«¡De que vas a caminar, vas a caminar! Ya está bueno de cargarte». «Pero, niño, cómo vas a ser eso, cómo vas a rayar las paredes de la casa del vecino. ¿Tú no te das cuenta de que esa gente son como familia para nosotros?». «¡Qué susto! Cuando a mí me dijeron que te habías embullado con dos o tres muchachos del barrio a comerte unas semillas de piñón botija, que eso es venenoso, creyendo que era igual que la almendra, casi me da un infarto».
«Fíjate bien, si me vuelven a dar quejas en la reunión de padres de que estás conversando en el aula, no vas a salir más a jugar». «¿Tú estás loco? ¿Cómo te vas a fugar de la escuela al campo? Es verdad que después que ustedes crecen acaban haciendo lo que les da la gana».
Pese a que buena parte de este inventario de regaños vaya a mi nombre, considero que no por ello he sido un mal muchacho, más bien peco de tranquilo, al extremo de que reconozco que la precocidad y los excesos nunca se han sentido cómodos conmigo.
Pero por más que este temperamento medio flemático me convierte en un tipo calmoso, insisto en que tampoco he dejado de provocarle malestares a mi madre, berrinches que con el trepidar del almanaque se nos han vueltos simpáticos en el patrimonio de los recuerdos familiares, furores momentáneos que confirman, a la postre, cuánto de cariño y calma implacables habitan en esos seres para los que mayo siempre reserva uno de sus domingos.
Pudiera contar varias anécdotas graciosas, casi todas terminadas con un pellizco silencioso o un haloncito de orejas, aunque mucho más hubiera merecido. Pero la inolvidable es la del puñado de arena. ¡Qué día aquel!

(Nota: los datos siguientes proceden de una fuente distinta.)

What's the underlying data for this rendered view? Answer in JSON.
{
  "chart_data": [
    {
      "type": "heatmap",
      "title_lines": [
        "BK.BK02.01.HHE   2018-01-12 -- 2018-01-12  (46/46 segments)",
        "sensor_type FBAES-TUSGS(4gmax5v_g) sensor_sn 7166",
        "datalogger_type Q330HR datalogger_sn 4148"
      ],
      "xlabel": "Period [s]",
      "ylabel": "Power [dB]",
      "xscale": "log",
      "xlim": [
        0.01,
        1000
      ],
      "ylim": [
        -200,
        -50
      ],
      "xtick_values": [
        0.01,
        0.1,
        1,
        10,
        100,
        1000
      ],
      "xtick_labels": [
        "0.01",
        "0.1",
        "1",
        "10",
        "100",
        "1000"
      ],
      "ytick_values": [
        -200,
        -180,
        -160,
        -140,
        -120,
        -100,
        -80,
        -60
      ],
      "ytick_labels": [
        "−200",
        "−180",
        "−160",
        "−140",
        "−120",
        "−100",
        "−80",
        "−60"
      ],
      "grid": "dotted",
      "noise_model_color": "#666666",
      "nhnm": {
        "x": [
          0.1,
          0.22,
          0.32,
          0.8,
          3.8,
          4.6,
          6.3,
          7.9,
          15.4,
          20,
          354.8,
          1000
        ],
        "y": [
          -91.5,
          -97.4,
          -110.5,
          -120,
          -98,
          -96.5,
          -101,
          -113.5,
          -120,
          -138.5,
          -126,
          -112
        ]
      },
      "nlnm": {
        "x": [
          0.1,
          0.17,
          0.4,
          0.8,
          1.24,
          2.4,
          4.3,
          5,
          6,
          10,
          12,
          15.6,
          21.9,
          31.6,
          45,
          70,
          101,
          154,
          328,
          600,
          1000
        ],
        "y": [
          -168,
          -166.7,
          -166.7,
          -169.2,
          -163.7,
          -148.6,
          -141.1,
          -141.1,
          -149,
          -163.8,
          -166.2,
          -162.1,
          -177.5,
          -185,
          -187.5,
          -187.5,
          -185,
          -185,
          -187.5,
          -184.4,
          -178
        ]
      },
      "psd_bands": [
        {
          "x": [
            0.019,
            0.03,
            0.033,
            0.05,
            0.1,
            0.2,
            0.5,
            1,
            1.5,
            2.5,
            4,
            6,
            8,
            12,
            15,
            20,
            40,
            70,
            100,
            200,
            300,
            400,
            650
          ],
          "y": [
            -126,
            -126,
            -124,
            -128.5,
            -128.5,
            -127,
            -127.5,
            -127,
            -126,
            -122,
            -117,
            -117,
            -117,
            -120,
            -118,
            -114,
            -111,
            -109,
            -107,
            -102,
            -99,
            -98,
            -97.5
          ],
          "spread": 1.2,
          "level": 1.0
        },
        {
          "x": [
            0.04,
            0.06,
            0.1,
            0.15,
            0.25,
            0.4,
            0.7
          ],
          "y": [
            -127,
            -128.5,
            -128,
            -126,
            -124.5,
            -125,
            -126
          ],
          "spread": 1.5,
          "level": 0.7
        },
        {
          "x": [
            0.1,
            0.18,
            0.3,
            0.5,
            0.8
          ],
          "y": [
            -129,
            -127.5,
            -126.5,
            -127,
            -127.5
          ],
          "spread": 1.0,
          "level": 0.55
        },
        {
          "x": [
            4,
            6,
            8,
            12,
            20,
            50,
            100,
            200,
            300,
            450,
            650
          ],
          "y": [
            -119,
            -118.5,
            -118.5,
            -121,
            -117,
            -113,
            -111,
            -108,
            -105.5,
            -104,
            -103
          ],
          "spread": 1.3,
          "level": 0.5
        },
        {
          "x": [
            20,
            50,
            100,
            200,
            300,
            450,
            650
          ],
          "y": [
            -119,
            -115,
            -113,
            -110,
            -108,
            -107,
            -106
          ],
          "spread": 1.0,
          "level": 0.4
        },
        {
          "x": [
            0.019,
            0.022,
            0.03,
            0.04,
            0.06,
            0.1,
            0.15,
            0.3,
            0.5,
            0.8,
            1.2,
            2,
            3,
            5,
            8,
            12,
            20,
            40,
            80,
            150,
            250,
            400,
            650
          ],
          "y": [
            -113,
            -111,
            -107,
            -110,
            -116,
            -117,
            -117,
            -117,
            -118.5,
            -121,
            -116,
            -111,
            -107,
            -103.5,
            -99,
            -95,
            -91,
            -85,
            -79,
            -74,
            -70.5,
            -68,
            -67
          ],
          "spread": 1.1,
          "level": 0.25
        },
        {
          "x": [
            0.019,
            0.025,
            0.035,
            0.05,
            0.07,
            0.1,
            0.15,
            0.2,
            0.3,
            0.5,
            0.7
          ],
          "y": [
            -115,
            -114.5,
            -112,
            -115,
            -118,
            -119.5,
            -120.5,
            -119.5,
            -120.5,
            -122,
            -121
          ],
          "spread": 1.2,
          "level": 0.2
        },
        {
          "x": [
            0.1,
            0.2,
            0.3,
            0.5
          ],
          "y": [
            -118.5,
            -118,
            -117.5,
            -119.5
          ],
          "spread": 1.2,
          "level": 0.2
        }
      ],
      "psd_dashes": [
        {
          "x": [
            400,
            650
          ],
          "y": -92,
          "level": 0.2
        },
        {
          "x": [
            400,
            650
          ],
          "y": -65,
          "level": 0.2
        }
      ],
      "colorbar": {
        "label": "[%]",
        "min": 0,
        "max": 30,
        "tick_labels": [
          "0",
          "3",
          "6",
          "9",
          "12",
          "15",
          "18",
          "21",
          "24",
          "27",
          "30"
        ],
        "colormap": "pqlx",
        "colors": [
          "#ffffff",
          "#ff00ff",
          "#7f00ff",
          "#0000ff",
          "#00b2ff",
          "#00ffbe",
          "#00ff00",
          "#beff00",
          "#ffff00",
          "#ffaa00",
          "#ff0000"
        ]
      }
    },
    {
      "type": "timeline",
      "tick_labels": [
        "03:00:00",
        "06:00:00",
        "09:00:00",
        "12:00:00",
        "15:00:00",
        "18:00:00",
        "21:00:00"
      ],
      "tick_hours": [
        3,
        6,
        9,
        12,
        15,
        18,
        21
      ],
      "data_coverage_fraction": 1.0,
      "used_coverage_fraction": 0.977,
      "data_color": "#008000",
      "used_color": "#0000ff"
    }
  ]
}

Tenía 12 años, había terminado mis clases de séptimo grado y ya iba para la casa conversando con dos o tres colegas de aula cuando, al llegar a la esquina de la escuela, vemos un camión parqueado. Se le ocurre a uno de mis socios acompañantes retarme a que yo no era capaz de gritarle o hacerle algo al conductor. Me sentí desafiado, y uno sabe cuánto significa a esa edad quedar mal frente a los compinches de juegos. Yo, más decidido que nunca, les respondí resuelto: «¿A que sí?». Cogí entonces un puñado de arena de una pila que tenía un vecino cercano y, sin cavilar mucho, se lo lancé a la parte delantera del vehículo.
¡Qué locura, las cosas que uno no piensa! No habían acabado de caer aquellas partículas sobre el timón, el cristal y los asientos, y ya el chofer estaba en el suelo. «Quién fue, díganme ahora mismo quién fue, que lo voy a llevar hasta la casa de él para decírselo a sus padres», gruñó aquel tipo de casi dos metros de alto con voz de trueno. «Fui yo, chofe, fui yo, pero fue sin querer. Estábamos jugando entre nosotros y... me equivoqué», le murmuré instantáneamente, sin razón alguna, por supuesto. «Pues monta, monta que de esto se va a enterar tu mamá». Recogí la mochila bien asustado y, a diferencia de mis amigos, no llegué a pie aquella tarde al barrio.
Imagínense el aspaviento en pueblo chiquito. Todos los vecinos se asomaron con el ruido y los pitazos del camión. Mi mamá, al avistarme por la ventana del cuarto, echó el palo de trapear a un lado y salió rápidamente a la puerta. «Buenas tardes, qué fue lo que pasó», preguntó entrecortada, sorprendida. Y el hombre enseguida la sacó de dudas: «Mire, señora, el problema es que...». Y ya se sabe lo demás. Ella, que es de pocas palabras, se puso de dos o tres colores al mismo tiempo. Me consta que hubiera querido que la tierra se hubiese abierto en dos tapas para tragársela junto conmigo, porque el chofer quería sangre, castigo, como si él no hubiera sido nunca muchacho.
Aquello me costó caro, caro, carísimo. Y no lo volví a hacer más. Pero las madres, por mucho que se ofusquen o se sientan mal a causa de nuestros desvaríos, acaban disipando esas cóleras de circunstancia y remontándolas con un afecto único, «emberrinchinadamente» caprichoso por los hijos. Y lo creo confiado: ni la tierra nos «comió» ni nos podía «comer» aquella vez, ni ha sido ese mi último fastidio.